Companies that habitually screw people over and the lawyers who represent them know what the plaintiff (the screwed-over party) is thinking and know that they can get away with this sort of crap. You just have to wait for the person you harmed to bleed out a little, and they'll no longer be able to fight with you. It happens probably a hundred times every day in the US.

Yeah, this is obviously not fair, but it's the American legal system! Whee. Fucking whee.

(To put the Hivebent situation in perspective, and explain why I'm being flippant about this: In one case I dealt with, a bunch of broke elderly people lost their residences and all of their possessions, and got less than 40% of the value of their losses back. The corporation that had caused the damage could easily have given them five times that - we're talking a very large corporation - but they didn't have to. Some of these individuals were their former employees.

None of the victims could afford to wait and gamble for a win. Before the settlement came, some were already dead of preventable medical crises they couldn't afford to get treated.

You want to get mad about being potentially cheated out of a video game, maybe give some thought to the state of the American legal system as a whole, is what I'm saying. This happens constantly, to people much more vulnerable and projects much more important.)

Q: Okay, but why was it a confidential settlement?

A: Because the defendant insisted upon that as a condition of the payout. This is normal.

Q: Why could WP talk about it over Kickstarter, then?

A: I can't totally answer this without knowing what the settlement said, which obviously I do not. And I'm not familiar with any legal precedent for the situation - I'm not sure there is any! Which is part of the problem WP was facing here.

I'm only guessing, but there was probbbbbbably some Kickstarter-backer-specific language in the agreement like "you can only tell this to donors, and they have to ask for the information first, and they also have to keep confidentiality" or maybe even "you can only tell this donors of a certain tier and above, and [etc]." Kickstarter itself may have had some role stipulated in terms of disclosure, even? I don't know! Crowdfunding law is fucked up.

If there hadn't been such language, it would have been an unbelievably messy legal area, to my understanding. Like:

* WhatPumpkin arguably could not have talked about it even with the Kickstarter backers, or even admitted to them (or anyone else) that the settlement had happened, without being in breach of settlement. But if it ever accidentally became public, they could be pretty sure that at least one Kickstarter backer would sue them for breach of fiscal something-something, I don't know what term I'm looking for here.

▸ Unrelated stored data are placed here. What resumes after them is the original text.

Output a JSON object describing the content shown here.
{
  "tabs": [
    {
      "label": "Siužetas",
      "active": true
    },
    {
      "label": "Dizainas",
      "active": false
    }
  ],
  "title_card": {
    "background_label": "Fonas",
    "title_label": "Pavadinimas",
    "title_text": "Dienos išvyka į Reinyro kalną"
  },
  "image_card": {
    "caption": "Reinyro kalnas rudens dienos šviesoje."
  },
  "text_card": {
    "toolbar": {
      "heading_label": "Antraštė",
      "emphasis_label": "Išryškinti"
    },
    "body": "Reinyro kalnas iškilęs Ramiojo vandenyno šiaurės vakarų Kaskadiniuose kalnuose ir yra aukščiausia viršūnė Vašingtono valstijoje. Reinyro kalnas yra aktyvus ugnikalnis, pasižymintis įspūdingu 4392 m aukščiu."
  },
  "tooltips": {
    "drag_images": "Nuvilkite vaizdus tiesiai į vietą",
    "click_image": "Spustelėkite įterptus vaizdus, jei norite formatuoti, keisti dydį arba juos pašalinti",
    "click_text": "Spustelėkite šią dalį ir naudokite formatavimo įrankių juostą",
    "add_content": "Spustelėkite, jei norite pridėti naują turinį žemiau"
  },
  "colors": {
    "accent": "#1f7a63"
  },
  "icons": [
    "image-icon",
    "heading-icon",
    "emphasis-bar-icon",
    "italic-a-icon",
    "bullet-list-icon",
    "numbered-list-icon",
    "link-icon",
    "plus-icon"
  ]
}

* Or WhatPumpkin arguably were required to inform all of the Kickstarter backers, and have been negligent by not doing so. But if they'd taken that interpretation, TOG would have immediately accused them of being in breach of the agreement, and the lawyers would be back out.

So, yeah. This would obviously put WP in an awful legal position, where they're in potential trouble no matter what they do. Like I said, crowdfunding law in the US is some scary wild-west nullsec bullshit.

So, y'know, I hope that there was in fact some language covering the situation in there, because otherwise shit's about to get ugly, laws-ways. It may be anyway!

Q: So should IPGD not have made that post?

A: They were probably not supposed to have done that, no. It was going to come out sooner or later, though. I hope it doesn't get them or WP in any trouble. It might.

-

And that's all I can think of to say right now? Lawyers: please let me know if I fucked anything up here.

Everyone else: Uh, you can ask questions here, but I cannot promise I will have the ability to answer them? I'm just a paralegal, and my experience with civil law has relatively little overlap with this situation.